Liquid-phase microextraction based on carrier mediated transport combined with liquid chromatography–mass spectrometry: New concept for the determination of polar drugs in a single drop of human plasma

Abstract

Recently, we demonstrated for the first time liquid-phase microextraction (LPME) of polar drugs based on carrier mediated transport. In this new extraction technique, selected analytes were extracted as ion-pairs from small volumes of biological samples, through a thin layer of a water immiscible organic solvent immobilised in the pores of a porous hollow fibre (liquid membrane), and into a μl volume of an acidic aqueous acceptor solution placed inside the lumen of the hollow fibre. In the current paper, this new extraction technique was combined with liquid chromatography–mass spectrometry (LC–MS) for the first time. Carrier mediated LPME was evaluated for several new model drugs (0.01 < log P < 1.76), the sample clean-up aspects were investigated in detail, and this new extraction technique was fully validated for the first time.

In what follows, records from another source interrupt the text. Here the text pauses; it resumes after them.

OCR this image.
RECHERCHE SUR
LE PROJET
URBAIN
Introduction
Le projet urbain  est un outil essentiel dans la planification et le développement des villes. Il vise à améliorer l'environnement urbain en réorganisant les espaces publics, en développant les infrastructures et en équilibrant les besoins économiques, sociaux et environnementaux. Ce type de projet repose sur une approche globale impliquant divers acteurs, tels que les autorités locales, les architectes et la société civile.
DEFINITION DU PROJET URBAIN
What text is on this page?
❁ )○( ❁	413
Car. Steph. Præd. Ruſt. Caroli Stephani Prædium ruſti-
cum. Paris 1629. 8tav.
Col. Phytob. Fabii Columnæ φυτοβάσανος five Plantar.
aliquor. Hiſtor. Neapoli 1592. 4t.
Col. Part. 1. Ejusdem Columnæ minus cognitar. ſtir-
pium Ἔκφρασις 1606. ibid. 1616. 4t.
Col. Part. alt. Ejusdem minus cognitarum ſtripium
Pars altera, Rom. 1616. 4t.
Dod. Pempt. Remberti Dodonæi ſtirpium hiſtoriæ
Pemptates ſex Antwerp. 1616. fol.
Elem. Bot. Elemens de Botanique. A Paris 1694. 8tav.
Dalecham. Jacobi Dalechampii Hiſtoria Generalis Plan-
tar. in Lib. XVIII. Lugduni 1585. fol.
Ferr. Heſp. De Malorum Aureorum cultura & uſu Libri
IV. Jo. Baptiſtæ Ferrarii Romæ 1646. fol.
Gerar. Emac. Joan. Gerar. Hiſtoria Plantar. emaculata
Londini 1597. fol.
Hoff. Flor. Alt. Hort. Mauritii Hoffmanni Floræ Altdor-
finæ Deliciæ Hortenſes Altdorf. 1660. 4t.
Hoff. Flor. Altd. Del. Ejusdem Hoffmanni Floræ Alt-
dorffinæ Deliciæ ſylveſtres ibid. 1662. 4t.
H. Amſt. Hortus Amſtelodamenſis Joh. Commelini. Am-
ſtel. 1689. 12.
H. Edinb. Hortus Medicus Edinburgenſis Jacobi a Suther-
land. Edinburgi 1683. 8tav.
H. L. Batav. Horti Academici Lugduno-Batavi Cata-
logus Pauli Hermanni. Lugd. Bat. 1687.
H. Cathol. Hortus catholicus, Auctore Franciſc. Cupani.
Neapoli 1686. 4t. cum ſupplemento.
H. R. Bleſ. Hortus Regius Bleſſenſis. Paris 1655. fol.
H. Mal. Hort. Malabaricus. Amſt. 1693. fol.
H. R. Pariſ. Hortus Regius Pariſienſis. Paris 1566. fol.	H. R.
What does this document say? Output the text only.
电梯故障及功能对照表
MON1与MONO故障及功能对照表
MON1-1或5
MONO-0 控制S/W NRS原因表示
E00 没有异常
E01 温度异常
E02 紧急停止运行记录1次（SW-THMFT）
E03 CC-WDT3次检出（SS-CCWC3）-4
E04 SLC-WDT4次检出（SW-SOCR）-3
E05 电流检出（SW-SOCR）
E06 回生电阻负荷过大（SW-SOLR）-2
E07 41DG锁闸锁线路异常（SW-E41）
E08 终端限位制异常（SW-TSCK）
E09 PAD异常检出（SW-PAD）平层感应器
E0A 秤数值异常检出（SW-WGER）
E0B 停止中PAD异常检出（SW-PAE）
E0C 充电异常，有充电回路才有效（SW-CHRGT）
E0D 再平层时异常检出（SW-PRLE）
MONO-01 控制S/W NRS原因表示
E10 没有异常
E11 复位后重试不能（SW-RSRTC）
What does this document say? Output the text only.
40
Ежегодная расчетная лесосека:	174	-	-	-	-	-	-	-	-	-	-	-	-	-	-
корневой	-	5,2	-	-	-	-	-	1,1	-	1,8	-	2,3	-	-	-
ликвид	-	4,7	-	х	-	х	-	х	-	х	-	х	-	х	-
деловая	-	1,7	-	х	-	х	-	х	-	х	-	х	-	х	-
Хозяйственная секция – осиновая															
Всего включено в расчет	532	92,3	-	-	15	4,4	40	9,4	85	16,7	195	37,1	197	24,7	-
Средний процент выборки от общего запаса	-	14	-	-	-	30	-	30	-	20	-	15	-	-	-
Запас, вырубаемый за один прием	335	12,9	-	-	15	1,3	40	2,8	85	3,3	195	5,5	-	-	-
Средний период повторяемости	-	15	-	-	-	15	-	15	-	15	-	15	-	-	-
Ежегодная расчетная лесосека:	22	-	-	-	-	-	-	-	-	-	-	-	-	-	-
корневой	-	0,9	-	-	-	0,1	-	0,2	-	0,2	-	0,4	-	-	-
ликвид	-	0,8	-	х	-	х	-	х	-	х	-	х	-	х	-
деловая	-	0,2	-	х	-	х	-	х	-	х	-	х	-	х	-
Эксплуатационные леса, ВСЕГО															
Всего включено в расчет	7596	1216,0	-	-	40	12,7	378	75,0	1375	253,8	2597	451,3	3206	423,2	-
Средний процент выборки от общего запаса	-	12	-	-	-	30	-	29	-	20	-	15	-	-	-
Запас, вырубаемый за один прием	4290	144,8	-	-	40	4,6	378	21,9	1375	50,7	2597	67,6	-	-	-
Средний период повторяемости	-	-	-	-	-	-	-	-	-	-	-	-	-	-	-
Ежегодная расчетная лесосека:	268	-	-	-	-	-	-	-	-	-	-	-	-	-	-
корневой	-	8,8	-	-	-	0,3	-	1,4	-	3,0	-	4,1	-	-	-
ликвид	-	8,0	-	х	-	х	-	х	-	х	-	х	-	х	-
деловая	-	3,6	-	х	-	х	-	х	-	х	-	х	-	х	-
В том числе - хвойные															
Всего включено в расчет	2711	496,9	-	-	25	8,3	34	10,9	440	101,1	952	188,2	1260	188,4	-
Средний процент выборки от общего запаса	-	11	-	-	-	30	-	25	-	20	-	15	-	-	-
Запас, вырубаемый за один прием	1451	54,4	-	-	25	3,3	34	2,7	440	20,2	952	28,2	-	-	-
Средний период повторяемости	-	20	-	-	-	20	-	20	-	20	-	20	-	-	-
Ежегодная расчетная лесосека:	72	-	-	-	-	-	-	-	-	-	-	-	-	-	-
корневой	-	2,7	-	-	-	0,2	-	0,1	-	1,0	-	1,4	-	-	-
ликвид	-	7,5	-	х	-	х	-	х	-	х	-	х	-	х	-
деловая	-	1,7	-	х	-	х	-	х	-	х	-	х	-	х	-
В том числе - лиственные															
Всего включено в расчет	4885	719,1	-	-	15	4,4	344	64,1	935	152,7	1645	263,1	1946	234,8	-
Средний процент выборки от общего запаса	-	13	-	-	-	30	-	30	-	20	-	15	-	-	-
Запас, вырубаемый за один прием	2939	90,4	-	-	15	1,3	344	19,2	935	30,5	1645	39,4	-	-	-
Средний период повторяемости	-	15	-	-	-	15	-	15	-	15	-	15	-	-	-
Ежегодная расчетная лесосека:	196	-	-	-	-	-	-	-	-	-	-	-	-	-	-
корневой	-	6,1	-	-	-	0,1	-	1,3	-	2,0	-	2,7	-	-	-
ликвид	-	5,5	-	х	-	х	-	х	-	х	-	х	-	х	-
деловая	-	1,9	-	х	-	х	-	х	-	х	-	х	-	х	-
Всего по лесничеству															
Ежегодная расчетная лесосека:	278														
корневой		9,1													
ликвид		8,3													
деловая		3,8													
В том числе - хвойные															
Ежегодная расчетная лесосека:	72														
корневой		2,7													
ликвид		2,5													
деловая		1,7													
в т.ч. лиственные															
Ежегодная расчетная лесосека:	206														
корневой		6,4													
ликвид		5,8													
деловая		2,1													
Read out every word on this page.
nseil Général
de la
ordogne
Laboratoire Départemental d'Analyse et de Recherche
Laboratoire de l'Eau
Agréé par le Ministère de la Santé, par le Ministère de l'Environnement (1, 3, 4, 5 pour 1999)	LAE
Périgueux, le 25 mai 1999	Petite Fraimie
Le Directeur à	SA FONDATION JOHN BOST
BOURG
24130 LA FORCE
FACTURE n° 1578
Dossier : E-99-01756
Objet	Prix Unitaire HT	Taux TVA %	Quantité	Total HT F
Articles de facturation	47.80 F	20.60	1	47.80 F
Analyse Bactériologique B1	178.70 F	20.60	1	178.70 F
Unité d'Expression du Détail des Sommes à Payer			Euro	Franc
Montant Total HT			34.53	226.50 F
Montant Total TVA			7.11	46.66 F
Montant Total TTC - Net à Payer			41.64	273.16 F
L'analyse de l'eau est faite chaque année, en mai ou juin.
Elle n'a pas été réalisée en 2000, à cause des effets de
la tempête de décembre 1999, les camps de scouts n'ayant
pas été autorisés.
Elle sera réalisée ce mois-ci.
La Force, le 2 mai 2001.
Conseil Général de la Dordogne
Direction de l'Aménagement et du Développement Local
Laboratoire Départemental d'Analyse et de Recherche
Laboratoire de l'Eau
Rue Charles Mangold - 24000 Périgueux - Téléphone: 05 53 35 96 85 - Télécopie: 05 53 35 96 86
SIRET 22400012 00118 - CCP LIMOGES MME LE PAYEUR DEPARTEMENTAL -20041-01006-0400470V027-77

Extractions were performed from 50 μl of human plasma samples, which provided sufficient material in combination with LC–MS. Sodium octanoate (50 mM) was added to the sample as carrier, 1-octanol (≈15 μl) was used as the liquid membrane in the wall of the hollow fibre, and 50 mM HCl was utilized as acceptor solution in the lumen of the hollow fibre. The addition of carrier to the samples was found to significantly improve extraction recoveries for the polar drugs tested, providing recoveries in the range 16–78%. Validation was accomplished for atenolol and cimetidine. Limits of quantification (S/N = 5) from 50 μl of plasma were 25 and 50 ng/ml for atenolol and cimetidine, respectively. The intra-day precision (R.S.D.) ranged from 7.8 to 17.2% and from 9.5 to 14.1% for atenolol and cimetidine, respectively, and corresponding inter-day precisions (R.S.D.) were within 6.7–1.4% and 7.7–20.3%. The method was linear in the range 25–1500 ng/ml for atenolol ( r = 0.992), and 50–3500 ng/ml for cimetidine ( r = 0.976). The accuracy of the method was found to be in range 89.1–99.6% and 83.4–86% for atenolol and cimetidine, respectively. The sample clean-up obtained by carrier mediated LPME was excellent, providing a significantly lower back-ground level in total ion current chromatograms by LC–MS as compared to protein precipitation.